Quick Take
A major Westside Santa Cruz development is moving forward — but without a clear plan. For the first time in years, city officials have the power to shape or reject the project, reigniting debates over housing, local control and UC Santa Cruz's impact on neighborhoods.
A major development proposed on Santa Cruz’s Westside, designed by local firm Workbench, is inching through the approval process. But unlike other recent housing proposals — in which state laws essentially require rubber-stamped approvals from local governments — the city council will have full discretion to reject this development, and thus influence the look and feel of the final product.
That’s because the developer is taking an approach rarely used in the city of Santa Cruz, reserved for innovative projects that go beyond the city’s land-use plans.
First submitted roughly 18 months ago, the initial plans for the 2-acre lot of unused warehouses at 831 Almar Ave. — just off Mission Street, behind the Parish Publick House — envisioned a six-story, 227,000-square-foot project with 120 residential units targeting UC Santa Cruz students, and commercial space. Known as “The New Fmali,” the proposal referenced the Fmali Herb Co. that long occupied the industrial lot.
However, a law change in September suggested some discomfort with the proposal from city leaders. By passing the Industrial Lands Preservation Policy, the city council prohibited conversions of industrial-zoned lots like 831 Almar Ave. into large, multifamily housing developments. The New Fmali, as initially envisioned, would now require the yearslong process of a zoning change.
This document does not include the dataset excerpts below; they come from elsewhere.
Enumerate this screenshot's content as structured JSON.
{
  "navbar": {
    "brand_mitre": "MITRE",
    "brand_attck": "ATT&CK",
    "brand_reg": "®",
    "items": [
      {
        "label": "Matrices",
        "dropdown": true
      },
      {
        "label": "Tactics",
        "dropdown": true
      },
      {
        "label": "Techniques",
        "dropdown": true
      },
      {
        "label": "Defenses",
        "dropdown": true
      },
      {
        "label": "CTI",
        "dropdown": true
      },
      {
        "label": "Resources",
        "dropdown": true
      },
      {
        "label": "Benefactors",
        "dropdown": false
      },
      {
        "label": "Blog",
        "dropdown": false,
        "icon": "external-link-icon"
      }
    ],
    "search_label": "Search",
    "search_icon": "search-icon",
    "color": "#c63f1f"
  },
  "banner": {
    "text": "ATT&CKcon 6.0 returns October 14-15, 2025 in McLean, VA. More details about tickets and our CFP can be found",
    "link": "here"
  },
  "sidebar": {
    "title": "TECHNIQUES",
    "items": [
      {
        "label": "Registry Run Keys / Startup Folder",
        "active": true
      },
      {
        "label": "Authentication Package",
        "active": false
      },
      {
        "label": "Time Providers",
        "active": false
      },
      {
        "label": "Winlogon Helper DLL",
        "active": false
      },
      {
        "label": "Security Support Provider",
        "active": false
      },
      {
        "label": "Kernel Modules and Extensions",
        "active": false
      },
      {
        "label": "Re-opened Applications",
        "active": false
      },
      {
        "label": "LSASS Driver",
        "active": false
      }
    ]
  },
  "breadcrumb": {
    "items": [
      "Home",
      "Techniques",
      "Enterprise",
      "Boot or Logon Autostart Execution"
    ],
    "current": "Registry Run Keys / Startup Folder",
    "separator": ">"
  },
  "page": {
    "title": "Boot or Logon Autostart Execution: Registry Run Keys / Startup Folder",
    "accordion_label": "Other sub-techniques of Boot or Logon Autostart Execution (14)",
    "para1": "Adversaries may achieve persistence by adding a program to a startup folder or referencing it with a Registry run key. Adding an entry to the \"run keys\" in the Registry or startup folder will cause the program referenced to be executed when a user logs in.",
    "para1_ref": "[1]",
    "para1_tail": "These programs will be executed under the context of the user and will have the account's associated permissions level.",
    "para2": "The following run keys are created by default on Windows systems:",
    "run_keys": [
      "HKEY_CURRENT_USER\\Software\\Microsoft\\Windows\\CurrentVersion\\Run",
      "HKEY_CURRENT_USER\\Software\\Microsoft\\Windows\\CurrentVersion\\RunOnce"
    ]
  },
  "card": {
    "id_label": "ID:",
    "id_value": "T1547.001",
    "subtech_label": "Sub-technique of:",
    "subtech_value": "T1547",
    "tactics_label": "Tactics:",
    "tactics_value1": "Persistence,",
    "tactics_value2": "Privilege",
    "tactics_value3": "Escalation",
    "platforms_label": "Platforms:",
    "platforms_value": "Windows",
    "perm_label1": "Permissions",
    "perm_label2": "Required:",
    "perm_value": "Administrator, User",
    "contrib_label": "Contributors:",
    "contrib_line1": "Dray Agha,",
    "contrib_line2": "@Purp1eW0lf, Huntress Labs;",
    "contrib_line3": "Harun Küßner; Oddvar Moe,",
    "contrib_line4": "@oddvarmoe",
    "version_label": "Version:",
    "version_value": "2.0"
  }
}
Local architect Mark Primack, representing the property’s octogenarian owner, Louise Veninga, said they didn’t want to wait that long, but still wanted housing on the property. So, the team scrapped the plans and proposed an alternate development route rarely used in the city of Santa Cruz.
Veninga, Primack and Workbench are now pursuing what’s known as a planned unit development (PUD) application, a special kind of project that proposes to build something different from what the land-use laws allow. Approval of these projects comes through negotiations between the developer and the planning commission, and the city council, which maintains full discretion to reject it.
In other words, the city’s political leaders have to like the proposal, and thus can exercise great influence in shaping it. Amid a moment for California in which local control over housing has been stripped away from city councils and commissions, the zoning regulations mean the 831 Almar Ave. project represents a rarity. If that address is to one day host multifamily housing, the development team must subject the fate of its proposal to city politics, which means starting from square one.
Any renderings or unit counts associated with the New Fmali vision are relics and irrelevant, said Clay Toombs, a project developer with Workbench. “It’s all a blank slate at this point,” Toombs said. (Workbench is not the developer, and is providing only architectural services for the project.)
Primack said the only certainty about the project is that it will target UC Santa Cruz students, and aim to house more than 300 people.
On Thursday, the planning commission voted 5-1 to allow the development team to pursue a PUD application. The city council will also need to give the green light. Once the two boards agree to consider a future PUD application at that address, Workbench and the property owner will then begin drafting plans and designs for a new project, which they will eventually bring to the public for feedback through a pair of town hall meetings. The project will return to the planning commission and then to the city council, where the final shape of the development will likely be negotiated, as the council retains the power to reject any project it doesn’t feel benefits the community.
“We’re not afraid of the PUD process,” Primack said. “It is discretionary so it’s a crapshoot, but it’s an opportunity for innovation. If you do good work, it will be fine.”
The project will inject local politics back into the approval conversation, a vintage process that has largely been overridden by state laws that allow developers to sue cities that reject housing developments that conform with local rules.
Thursday’s planning commission meeting offered a little taste of what’s to come. Residents complained that the city was too focused on using local neighborhoods to house transient UCSC students.
One woman, who identified herself as Abigail, disagreed with the plans.
“I don’t think it’s our responsibility to build housing for UCSC students,” she said. “To put a dorm next to my house, I find that unacceptable.”
Most residents who spoke echoed Abigail’s objections, urging the planning commission to deny the project. One person said placing rental units in the neighborhood “was not healthy, and not what our community needs.”
Over the past few years, such resident objections amounted to shouting into the void as the city council and planning commission were powerless to reject a conforming housing project. The proposed 831 Almar Ave. PUD is something different, and residents Thursday night appeared to understand that.
“Your hands are not tied by state law on this one,” one resident said. “Deny this.”